Relationship between Nike’s Key Issue of Service Design and Delivery and Theoretical Principles of Service Marketing
As indicated earlier, the element of service design and delivery is critical to the success of Nike’s service marketing plans. It is a fact that service marketing focuses more on service oriented business processes. However, the concept is also relevant in products oriented processes. Services can be the primary source of business for a given business organisation. In some cases, they can be used to support the generation and distribution of core business products (Zwan & Bhamra 2003).
The marketing perspective adopted by Nike Inc. entails the promotion of services supporting sports footwear products offered by the company. As such, the element of services design and delivery in relation to Nike’s products is relatively complex. According to Zeithaml et al. (2010), the four major Ps of marketing address the issue of service marketing only partially.
Due to this, the additional Ps of processes, people, and physical evidence are needed. Solving the problem of services design and delivery in relation to Nike’s business operations requires the combination of all these theoretical aspects of service marketing. As far as retailing of sports footwear products is concerned, there is close link between production and consumption of services and products. The customer is at the centre of the footwear retailer’s business operations.

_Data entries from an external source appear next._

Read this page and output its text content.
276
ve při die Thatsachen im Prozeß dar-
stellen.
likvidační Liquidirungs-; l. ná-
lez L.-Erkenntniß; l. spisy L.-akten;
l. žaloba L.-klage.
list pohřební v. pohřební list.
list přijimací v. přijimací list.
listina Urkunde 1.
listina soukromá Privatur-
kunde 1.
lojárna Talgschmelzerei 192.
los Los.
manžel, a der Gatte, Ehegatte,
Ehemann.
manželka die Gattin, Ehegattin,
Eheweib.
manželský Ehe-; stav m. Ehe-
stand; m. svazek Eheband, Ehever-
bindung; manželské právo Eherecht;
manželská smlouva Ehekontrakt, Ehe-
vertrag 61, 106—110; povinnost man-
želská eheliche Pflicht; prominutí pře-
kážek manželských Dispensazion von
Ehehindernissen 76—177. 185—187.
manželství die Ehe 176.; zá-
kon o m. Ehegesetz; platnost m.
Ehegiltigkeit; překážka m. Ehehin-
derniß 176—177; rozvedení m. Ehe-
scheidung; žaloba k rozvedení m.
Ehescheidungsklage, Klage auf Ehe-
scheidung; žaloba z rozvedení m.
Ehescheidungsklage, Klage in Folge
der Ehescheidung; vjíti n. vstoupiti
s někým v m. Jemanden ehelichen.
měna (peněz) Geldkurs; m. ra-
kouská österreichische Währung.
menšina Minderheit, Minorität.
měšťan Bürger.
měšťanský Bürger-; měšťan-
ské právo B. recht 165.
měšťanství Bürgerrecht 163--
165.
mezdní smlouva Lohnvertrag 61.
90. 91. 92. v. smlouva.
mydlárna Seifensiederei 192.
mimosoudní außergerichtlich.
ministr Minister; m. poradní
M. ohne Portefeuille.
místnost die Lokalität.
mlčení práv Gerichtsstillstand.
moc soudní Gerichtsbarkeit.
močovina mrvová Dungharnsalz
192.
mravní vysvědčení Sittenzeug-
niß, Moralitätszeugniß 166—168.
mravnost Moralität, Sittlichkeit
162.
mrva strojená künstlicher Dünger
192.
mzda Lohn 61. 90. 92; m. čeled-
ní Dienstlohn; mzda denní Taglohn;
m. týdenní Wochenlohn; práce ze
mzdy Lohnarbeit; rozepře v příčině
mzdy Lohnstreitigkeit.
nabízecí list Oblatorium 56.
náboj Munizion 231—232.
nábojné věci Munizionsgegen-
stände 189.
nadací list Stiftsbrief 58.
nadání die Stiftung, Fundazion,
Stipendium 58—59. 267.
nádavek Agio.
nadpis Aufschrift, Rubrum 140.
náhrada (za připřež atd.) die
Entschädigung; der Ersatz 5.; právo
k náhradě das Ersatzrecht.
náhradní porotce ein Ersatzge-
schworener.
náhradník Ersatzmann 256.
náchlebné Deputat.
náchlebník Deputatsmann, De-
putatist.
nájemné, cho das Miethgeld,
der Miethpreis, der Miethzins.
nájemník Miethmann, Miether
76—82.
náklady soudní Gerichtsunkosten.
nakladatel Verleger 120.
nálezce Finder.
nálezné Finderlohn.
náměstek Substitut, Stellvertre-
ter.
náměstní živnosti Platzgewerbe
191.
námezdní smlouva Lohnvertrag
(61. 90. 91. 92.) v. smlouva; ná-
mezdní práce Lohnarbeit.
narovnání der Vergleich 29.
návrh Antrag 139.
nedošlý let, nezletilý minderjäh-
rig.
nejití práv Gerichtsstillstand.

It is hard to distinguish between service marketing and traditional products marketing. The distinction is especially difficult in situations where the promotion of services m takes place in relation to tangible products. Services marketing plans usually focus on the experiences of consumers.
Businesses involved in the offering of products undertake service marketing at some point in their operations. The reason is that the production and delivery of tangibles entail the utilisation of intangible services.
For instance, the distribution of physical products calls for customer service policies to address consumer needs. Delivering experiences and processes to end users is a complicated undertaking. The success of this undertaking is determining by a number of factors.
The current study focused on service marketing with regards to the retail sports footwear sector in the UK. It was found the competitiveness of the country’s sporting apparel and footwear industry relies a lot on service marketing. Establishing customer loyalty is a necessity in this industry. The loyalty is developed through the provision of high quality products, which helps in sustaining a company’s market share.
Customers demand to get value for their money. As a result, footwear companies in the UK find it important to inform the consumers about the value offered by their products. Communicating the value of the products is determined to a large extent by the nature of service marketing policies adopted. It is one of the reasons why promotion of services has become a major aspect of marketing in today’s global market.